The number of orders kept surging but the manpower headed south. “We are dependant on unorganised sector workers — not directly on the government payroll — for netting, dressing, storing, packing and delivering fish. Many workers come from North and South 24-Parganas. Many of them have not been coming because of the lockdown,” said Mukherjee.

As of Thursday afternoon, there were close to 4,000 pending orders, said sources in the corporation.

“For now, we are focussing on delivering pending orders for which payments have been made. The cash-on-delivery orders cannot be delivered now,” said an official.

Mukherjee said anyone who cancelled the order would get a refund and those who did not would get their orders soon.

A message on the SFDC website on Thursday read: “Due to overwhelming number of orders for home delivery of fish during the period of lockdown, no further orders are being accepted for the time being. New orders will be allowed as soon as old pending orders are delivered.” A similar message will be uploaded on the app, too, the official said.

A 53-year-old woman from Heysham Road in Bhowanipore, who works with a global consultancy firm, had ordered two kilos of dressed katla through the app on March 28. Her bill came to Rs 761, which she paid via credit card at the time of placing the order.

“I normally buy fish from a private online platform that had shut before the lockdown. I was relieved after placing the order from a government platform,” she said.

The expected date of delivery was March 29. The woman is yet to get the items. In between, she has made multiple calls to a customer care number printed on the invoice and also sent a mail to an address mentioned on the SFDC website. But to avail. “No one picks up the phone,” she said.

A woman who lives on Ritchie Road underwent a similar experience. The chartered accountant with a power utility had ordered one kilo of katla and 500gm of parshe and bekti each on March 28.

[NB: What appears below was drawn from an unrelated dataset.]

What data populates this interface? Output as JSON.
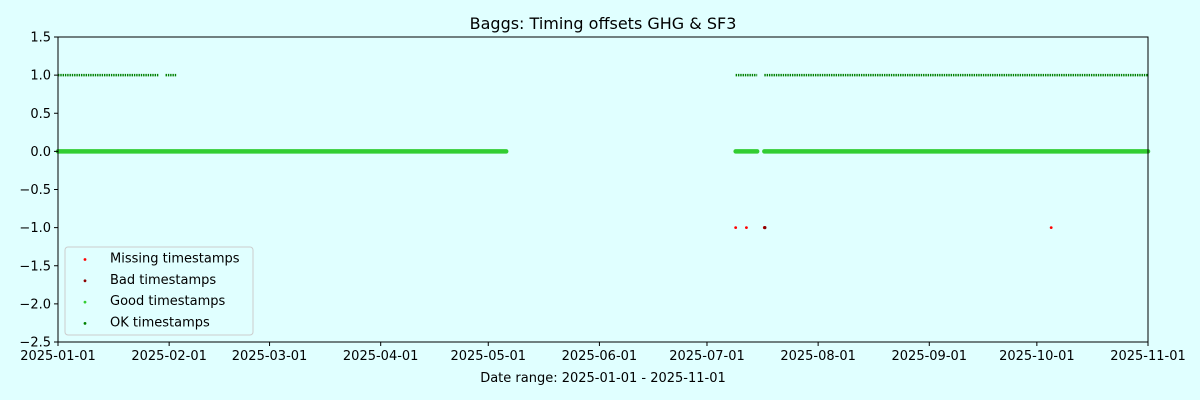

She had paid Rs 1,694 through credit card while ordering but did not get the fish till Thursday.

“I understand there is a crisis. I don’t need a refund and won’t mind if the fish is delivered after the crisis is over. But all I need is proper communication from their end,” said the woman, who had sent a message on the SFDC enquiry portal but is yet to get a reply.

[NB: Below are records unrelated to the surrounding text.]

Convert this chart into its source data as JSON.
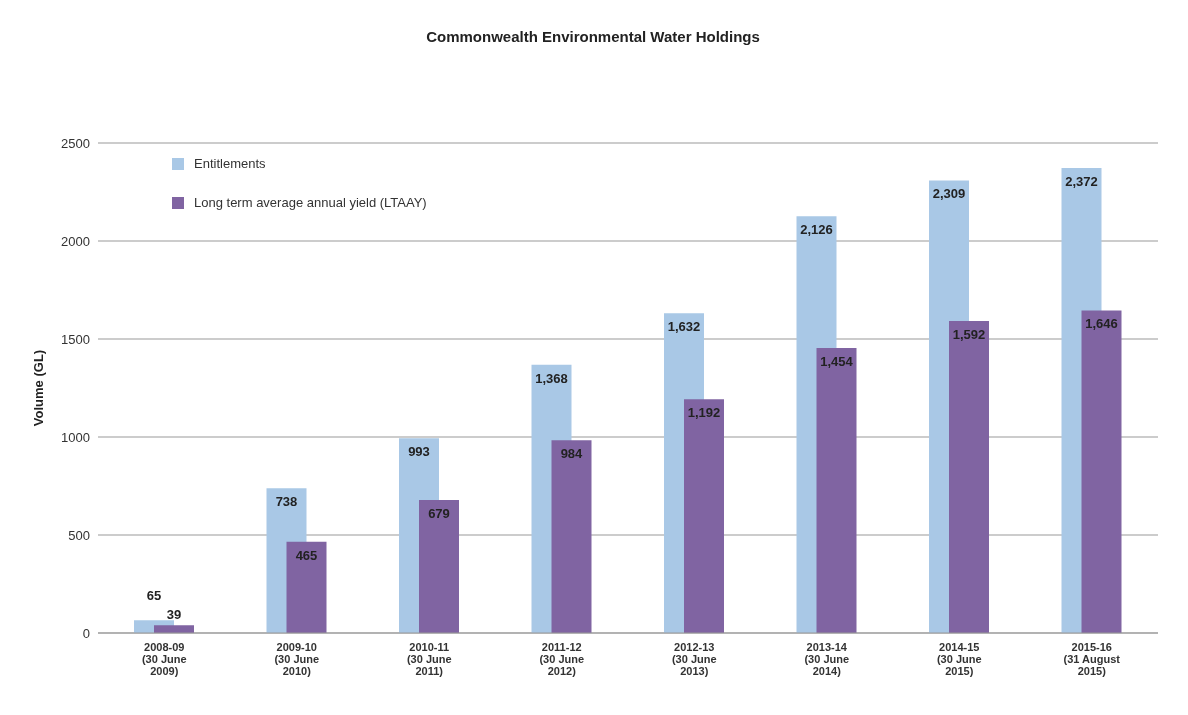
{
  "chart_data": {
    "type": "bar",
    "title": "Commonwealth Environmental Water Holdings",
    "ylabel": "Volume (GL)",
    "categories": [
      "2008-09\n(30 June\n2009)",
      "2009-10\n(30 June\n2010)",
      "2010-11\n(30 June\n2011)",
      "2011-12\n(30 June\n2012)",
      "2012-13\n(30 June\n2013)",
      "2013-14\n(30 June\n2014)",
      "2014-15\n(30 June\n2015)",
      "2015-16\n(31 August\n2015)"
    ],
    "series": [
      {
        "name": "Entitlements",
        "color": "#a9c8e6",
        "values": [
          65,
          738,
          993,
          1368,
          1632,
          2126,
          2309,
          2372
        ],
        "value_labels": [
          "65",
          "738",
          "993",
          "1,368",
          "1,632",
          "2,126",
          "2,309",
          "2,372"
        ]
      },
      {
        "name": "Long term average annual yield (LTAAY)",
        "color": "#8064a2",
        "values": [
          39,
          465,
          679,
          984,
          1192,
          1454,
          1592,
          1646
        ],
        "value_labels": [
          "39",
          "465",
          "679",
          "984",
          "1,192",
          "1,454",
          "1,592",
          "1,646"
        ]
      }
    ],
    "ylim": [
      0,
      2500
    ],
    "yticks": [
      0,
      500,
      1000,
      1500,
      2000,
      2500
    ],
    "grid": "y",
    "legend": "top left"
  }
}
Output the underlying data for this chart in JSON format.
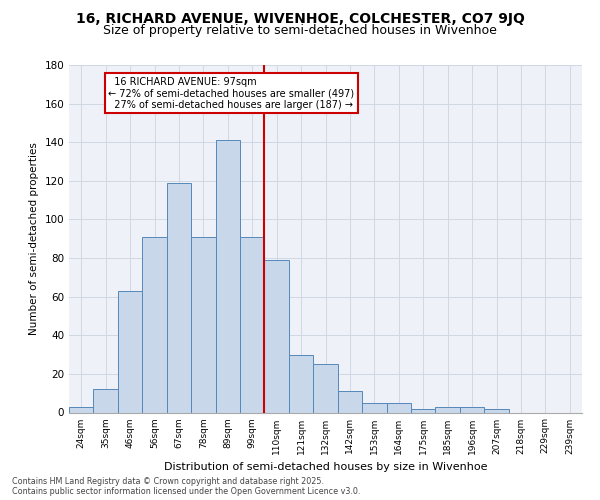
{
  "title_line1": "16, RICHARD AVENUE, WIVENHOE, COLCHESTER, CO7 9JQ",
  "title_line2": "Size of property relative to semi-detached houses in Wivenhoe",
  "xlabel": "Distribution of semi-detached houses by size in Wivenhoe",
  "ylabel": "Number of semi-detached properties",
  "categories": [
    "24sqm",
    "35sqm",
    "46sqm",
    "56sqm",
    "67sqm",
    "78sqm",
    "89sqm",
    "99sqm",
    "110sqm",
    "121sqm",
    "132sqm",
    "142sqm",
    "153sqm",
    "164sqm",
    "175sqm",
    "185sqm",
    "196sqm",
    "207sqm",
    "218sqm",
    "229sqm",
    "239sqm"
  ],
  "values": [
    3,
    12,
    63,
    91,
    119,
    91,
    141,
    91,
    79,
    30,
    25,
    11,
    5,
    5,
    2,
    3,
    3,
    2,
    0,
    0,
    0
  ],
  "property_label": "16 RICHARD AVENUE: 97sqm",
  "pct_smaller": 72,
  "count_smaller": 497,
  "pct_larger": 27,
  "count_larger": 187,
  "bar_color": "#c8d8ea",
  "bar_edge_color": "#5588bb",
  "vline_color": "#cc0000",
  "vline_x_index": 7,
  "annotation_box_color": "#cc0000",
  "plot_bg_color": "#eef2f8",
  "grid_color": "#d0d8e4",
  "footer_line1": "Contains HM Land Registry data © Crown copyright and database right 2025.",
  "footer_line2": "Contains public sector information licensed under the Open Government Licence v3.0.",
  "ylim": [
    0,
    180
  ],
  "yticks": [
    0,
    20,
    40,
    60,
    80,
    100,
    120,
    140,
    160,
    180
  ],
  "title1_fontsize": 10,
  "title2_fontsize": 9
}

With too few private players in operation and physical markets inaccessible for many, the SFDC app has been getting a lot of online traction since the lockdown started on March 24.

Till a couple of days ago, there were around 1,000 pending orders. “The number came down to 300 on Thursday. We will deliver these orders as soon as possible,” said an official.

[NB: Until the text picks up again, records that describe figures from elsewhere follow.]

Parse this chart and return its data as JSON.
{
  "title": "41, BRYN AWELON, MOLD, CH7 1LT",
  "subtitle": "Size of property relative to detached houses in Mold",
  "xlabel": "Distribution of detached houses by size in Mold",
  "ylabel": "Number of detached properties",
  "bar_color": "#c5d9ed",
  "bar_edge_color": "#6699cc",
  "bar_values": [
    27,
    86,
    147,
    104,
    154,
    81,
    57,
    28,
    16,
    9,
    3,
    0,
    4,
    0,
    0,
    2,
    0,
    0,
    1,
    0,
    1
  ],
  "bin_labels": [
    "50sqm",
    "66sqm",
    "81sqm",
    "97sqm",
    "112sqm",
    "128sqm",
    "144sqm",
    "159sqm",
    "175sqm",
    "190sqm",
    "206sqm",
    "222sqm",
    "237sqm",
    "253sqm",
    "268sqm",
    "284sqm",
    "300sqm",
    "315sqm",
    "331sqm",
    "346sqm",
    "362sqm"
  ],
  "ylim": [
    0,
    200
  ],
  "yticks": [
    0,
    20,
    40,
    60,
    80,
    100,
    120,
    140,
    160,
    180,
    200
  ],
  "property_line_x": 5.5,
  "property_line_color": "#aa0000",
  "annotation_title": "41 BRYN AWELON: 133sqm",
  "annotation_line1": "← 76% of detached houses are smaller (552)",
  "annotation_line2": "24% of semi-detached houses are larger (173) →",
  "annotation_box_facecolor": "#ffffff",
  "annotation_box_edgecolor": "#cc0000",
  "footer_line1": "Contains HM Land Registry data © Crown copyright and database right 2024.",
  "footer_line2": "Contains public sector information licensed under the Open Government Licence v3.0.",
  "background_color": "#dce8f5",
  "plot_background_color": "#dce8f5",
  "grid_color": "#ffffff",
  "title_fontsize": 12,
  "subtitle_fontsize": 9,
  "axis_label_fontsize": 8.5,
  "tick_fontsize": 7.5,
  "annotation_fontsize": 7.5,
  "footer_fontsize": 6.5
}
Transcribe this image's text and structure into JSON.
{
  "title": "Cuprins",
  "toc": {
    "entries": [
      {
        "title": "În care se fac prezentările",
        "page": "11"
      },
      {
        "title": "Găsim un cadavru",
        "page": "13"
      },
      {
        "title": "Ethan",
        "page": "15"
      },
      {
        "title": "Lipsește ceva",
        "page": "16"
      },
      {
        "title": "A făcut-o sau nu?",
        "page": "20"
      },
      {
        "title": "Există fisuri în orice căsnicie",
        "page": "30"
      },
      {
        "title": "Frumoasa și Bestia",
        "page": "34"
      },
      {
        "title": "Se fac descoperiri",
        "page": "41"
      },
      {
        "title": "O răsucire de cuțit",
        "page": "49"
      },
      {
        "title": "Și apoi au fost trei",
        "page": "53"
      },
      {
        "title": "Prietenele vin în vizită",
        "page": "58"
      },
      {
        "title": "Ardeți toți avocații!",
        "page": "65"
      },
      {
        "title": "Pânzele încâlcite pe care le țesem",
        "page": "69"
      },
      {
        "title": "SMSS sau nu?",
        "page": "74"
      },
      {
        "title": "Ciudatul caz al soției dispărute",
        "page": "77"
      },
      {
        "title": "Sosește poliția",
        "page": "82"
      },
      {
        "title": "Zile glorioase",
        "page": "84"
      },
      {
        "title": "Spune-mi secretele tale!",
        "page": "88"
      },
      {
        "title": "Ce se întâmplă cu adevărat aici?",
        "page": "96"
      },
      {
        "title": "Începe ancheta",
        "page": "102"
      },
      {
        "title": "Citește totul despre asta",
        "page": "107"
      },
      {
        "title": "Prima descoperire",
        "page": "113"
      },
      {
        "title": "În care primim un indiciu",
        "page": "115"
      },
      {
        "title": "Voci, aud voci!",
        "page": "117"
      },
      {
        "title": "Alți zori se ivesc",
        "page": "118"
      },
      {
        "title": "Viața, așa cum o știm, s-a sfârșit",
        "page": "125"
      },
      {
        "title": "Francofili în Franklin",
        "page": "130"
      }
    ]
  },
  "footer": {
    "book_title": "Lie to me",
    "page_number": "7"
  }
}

Mukherjee said the SFDC had tied up with an online food aggregator to deliver fish. “The delivery through the app should start from Friday. That will reduce the burden on us,” he told Metro.

The SFDC owns 900 hectares of water body for fish farming across the East Calcutta Wetlands, Salt Lake, Rajarhat, Henry’s Island, Frasergunj, Digha and other parts of the state. It produces over 15,000 metric tonnes of fish a year.